The wolves from a circle.
All those lovely old abandoned exchange assets to strip.
Yum yum, to paraphrase Mr Mandelson.
Exchanges were already sold off back in 2001 to telereal. No assets to strip exchange wise. Just less leases to pay.
Most of the exchange builds have already been sold and are available to BT through lease arrangements. It is those arrangements that make it imperative that the shutdown keep to the schedule.
Strip what? The buildings belong to telereal and most contain very little of value. Life expired PSTN switches, PDH and SDH kit suitable only for scrap and a generator. The exchanges that have stuff of value are being retained. Still owned by Telereal, but they very much need the kit in them for BT and OR to keep selling the things they sell.
Mark has overlooked that the agreement contains a ‘standstill clause’ which means Mr Bharti is unable to increase his stake without board consent. This means a takeover is unlikely.

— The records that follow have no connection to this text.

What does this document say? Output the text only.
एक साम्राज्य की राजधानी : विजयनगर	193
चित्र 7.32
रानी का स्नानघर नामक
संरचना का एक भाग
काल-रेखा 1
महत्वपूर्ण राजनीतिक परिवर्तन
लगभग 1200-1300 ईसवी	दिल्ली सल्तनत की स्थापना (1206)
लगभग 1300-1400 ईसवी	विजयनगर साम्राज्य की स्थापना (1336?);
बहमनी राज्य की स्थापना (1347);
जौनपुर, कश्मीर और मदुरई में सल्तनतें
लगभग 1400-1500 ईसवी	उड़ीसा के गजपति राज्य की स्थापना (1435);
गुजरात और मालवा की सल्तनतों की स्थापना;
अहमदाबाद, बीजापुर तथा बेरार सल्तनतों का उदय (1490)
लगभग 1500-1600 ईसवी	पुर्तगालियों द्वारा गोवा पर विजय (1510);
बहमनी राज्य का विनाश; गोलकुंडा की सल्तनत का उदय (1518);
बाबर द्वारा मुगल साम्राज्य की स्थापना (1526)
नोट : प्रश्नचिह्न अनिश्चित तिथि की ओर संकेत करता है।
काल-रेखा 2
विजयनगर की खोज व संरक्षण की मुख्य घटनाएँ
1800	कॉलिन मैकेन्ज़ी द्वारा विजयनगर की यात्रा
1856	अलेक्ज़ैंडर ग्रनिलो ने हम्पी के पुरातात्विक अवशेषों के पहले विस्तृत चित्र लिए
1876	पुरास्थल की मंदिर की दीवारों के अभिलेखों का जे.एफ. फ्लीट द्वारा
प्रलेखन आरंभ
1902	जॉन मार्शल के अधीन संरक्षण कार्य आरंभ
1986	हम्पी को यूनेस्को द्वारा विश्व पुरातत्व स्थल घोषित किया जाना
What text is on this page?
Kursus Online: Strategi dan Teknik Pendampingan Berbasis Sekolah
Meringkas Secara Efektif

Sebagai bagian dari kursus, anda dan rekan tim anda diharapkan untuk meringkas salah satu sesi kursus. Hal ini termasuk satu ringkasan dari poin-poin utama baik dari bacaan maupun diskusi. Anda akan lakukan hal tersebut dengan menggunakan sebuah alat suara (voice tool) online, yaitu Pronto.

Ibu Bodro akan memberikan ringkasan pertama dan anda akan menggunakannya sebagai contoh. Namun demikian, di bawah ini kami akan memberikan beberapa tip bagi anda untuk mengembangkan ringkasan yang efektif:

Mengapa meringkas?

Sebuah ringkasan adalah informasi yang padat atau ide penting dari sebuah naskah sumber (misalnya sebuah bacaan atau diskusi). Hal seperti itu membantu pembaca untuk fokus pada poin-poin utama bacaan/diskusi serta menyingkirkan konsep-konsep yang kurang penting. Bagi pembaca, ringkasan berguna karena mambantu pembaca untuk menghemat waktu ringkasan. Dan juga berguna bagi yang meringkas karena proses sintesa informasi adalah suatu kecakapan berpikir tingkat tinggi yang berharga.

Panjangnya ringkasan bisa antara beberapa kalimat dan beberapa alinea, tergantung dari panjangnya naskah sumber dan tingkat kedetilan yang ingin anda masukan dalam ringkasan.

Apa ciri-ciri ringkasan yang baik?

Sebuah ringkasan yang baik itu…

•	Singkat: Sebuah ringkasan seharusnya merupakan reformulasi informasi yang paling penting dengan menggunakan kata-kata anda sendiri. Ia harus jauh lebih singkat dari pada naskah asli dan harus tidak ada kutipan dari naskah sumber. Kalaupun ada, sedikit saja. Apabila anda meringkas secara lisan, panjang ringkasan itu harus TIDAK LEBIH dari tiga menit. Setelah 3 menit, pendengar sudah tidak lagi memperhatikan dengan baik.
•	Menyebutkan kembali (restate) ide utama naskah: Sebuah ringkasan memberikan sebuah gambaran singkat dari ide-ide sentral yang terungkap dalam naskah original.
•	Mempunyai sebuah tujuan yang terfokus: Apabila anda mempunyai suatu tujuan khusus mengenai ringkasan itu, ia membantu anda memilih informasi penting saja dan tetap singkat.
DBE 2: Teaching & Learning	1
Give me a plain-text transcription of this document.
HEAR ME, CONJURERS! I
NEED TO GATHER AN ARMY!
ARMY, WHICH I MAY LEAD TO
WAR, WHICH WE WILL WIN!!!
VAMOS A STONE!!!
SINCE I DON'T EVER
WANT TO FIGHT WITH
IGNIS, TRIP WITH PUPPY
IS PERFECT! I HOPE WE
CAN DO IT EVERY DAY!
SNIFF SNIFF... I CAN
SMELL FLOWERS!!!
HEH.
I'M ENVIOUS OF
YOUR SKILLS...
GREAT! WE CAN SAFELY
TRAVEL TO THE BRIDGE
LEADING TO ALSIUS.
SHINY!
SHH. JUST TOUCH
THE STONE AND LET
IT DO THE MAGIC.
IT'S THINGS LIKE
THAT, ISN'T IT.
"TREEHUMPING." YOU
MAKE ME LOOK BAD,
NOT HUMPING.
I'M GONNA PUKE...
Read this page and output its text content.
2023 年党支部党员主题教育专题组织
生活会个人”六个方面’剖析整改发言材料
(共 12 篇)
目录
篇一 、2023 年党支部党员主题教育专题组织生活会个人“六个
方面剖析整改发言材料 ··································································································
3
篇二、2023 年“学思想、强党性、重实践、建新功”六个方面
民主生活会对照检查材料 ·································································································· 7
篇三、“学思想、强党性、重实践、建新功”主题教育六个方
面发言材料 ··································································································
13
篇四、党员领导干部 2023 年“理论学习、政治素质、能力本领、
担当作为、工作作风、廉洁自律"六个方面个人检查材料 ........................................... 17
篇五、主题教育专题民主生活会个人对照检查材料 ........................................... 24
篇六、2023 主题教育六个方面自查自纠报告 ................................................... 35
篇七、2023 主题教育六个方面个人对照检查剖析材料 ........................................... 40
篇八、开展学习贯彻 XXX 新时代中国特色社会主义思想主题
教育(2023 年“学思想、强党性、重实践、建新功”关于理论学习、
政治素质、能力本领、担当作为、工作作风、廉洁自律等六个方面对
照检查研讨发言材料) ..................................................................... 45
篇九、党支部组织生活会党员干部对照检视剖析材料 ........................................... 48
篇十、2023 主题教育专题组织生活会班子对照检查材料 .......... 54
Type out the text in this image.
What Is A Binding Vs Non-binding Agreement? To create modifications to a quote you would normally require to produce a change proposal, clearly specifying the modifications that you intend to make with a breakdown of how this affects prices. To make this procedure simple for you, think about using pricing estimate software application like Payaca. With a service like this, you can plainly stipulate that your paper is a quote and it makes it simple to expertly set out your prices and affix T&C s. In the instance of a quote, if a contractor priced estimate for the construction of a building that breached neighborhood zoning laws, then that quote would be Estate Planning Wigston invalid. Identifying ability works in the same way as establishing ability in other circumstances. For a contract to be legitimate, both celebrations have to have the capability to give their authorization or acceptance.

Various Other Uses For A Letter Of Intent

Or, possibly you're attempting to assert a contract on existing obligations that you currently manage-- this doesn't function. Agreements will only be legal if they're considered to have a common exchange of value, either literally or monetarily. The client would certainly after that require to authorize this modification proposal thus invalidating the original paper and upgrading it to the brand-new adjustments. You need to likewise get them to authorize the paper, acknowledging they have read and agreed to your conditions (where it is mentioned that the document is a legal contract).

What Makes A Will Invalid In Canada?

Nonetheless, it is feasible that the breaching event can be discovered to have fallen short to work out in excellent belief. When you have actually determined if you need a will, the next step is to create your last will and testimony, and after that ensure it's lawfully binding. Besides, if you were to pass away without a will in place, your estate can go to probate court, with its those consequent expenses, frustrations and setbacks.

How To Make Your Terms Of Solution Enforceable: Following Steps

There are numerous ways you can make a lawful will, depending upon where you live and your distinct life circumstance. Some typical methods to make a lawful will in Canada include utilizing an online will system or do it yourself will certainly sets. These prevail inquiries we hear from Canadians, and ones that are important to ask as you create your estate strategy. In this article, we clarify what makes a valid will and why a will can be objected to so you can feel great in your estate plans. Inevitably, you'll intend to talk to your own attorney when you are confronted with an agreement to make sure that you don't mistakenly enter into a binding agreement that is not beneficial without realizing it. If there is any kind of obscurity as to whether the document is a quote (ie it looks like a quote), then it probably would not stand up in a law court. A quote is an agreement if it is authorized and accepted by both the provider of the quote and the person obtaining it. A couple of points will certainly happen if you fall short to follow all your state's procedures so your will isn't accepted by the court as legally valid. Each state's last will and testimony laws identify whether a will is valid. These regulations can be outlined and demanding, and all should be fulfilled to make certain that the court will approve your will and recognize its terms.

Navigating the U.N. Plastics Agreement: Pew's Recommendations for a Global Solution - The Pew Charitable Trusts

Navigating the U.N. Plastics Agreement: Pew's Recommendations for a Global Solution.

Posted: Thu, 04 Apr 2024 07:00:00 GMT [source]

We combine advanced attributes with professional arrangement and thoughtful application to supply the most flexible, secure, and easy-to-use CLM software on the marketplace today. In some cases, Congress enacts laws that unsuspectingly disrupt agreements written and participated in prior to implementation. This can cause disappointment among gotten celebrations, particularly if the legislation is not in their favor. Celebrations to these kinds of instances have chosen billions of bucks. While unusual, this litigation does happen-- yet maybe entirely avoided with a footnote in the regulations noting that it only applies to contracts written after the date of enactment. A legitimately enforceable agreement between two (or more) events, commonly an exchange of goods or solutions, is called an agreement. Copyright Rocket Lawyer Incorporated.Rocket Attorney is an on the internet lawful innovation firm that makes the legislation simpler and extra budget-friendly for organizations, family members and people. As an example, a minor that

The clause would only affect the directorships; it would not prevent a purchase of additional shares on the markets or through a private purchase.
The acquisition of additional shares is unlikely to happen unless there was the intent to acquire control, in which case the clause would soon be made irrelevant.
Stock market didn’t seem excited.
‘BT shares dropped 3.4% to 198.7p, further retreating from July’s six-year highs above 220p.’
Possibly reflecting the air of uncertainty this brings. Shareholders have previously been fairly comfortable with the stability and growth seen through 2025.